Currently, third-party app providers (TPAP) such as Google Pay and Walmart’s PhonePe have a majority share of 85 percent in UPI-based transactions. NPCI manages the Unified Payments Interface (UPI) used for real-time payments between peers or on the merchant side while making purchases.

According to sources, NPCI would be working out ways to implement the 30 percent UPI market cap in a bid to minimize concentration risk.

One option would be to stop onboarding new customers for those who have more than 30 percent market share in the UPI transaction, sources said. Moreover, this can be done in phases so that there is no impact on the users.

NPCI is expected to provide some clarity on this in the coming months, well ahead of the deadline, to avoid disruption, sources said.

According to a senior banker, “The risk of a single point of failure remains high when the two players (Google Pay and Phone Pe) dominate such a large volume of activity, resulting in disorganization and service disruption.”

Speaking about UPI concentration, Sanjiv Sharma, a senior lawyer specializing in competition laws, said major players are investing heavily through predatory pricing to gain a majority in the market.
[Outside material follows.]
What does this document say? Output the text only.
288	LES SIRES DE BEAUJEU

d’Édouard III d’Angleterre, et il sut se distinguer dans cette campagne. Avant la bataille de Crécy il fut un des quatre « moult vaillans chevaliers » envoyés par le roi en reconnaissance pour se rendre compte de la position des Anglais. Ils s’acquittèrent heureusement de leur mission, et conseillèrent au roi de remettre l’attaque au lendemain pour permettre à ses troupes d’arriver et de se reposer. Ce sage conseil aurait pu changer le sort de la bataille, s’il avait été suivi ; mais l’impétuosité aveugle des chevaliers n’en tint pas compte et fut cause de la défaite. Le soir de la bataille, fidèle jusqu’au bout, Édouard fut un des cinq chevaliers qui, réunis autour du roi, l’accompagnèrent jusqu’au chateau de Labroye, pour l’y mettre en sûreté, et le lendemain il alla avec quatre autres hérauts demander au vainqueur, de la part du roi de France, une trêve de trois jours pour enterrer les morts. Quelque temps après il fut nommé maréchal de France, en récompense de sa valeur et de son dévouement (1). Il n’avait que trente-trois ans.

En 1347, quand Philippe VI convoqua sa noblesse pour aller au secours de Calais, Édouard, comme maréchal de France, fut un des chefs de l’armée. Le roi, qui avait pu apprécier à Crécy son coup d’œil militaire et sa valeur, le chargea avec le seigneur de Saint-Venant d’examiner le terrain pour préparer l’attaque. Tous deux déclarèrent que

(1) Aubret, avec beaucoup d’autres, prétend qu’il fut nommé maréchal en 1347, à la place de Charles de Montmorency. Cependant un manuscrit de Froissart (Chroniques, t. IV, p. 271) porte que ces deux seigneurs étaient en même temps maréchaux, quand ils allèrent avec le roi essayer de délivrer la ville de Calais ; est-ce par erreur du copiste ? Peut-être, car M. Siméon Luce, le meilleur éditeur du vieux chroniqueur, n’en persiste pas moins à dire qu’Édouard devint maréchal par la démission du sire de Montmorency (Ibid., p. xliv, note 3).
“Once the monopoly is established, these players make money using their services to recoup their investments with high returns. This blanket ‘price game’ reduces the space for innovation and makes it challenging for smaller players to provide services from a competitive perspective,” said Sharma. .

“Taking into account the current usage and future potential of UPI and other relevant factors, the compliance timelines for existing TPAPs that exceed the volume limit are extended by two years, i.e. until December 31, 2024, to comply with the volume limit . NPCI had said in a circular.

NPCI has further said that considering the significant potential of digital payments and the need for multiple penetration over the current situation, it is imperative that other existing and new players (banks and non-banks) will expand their consumer reach for the future. growth of the UPI and achieving an overall market equilibrium.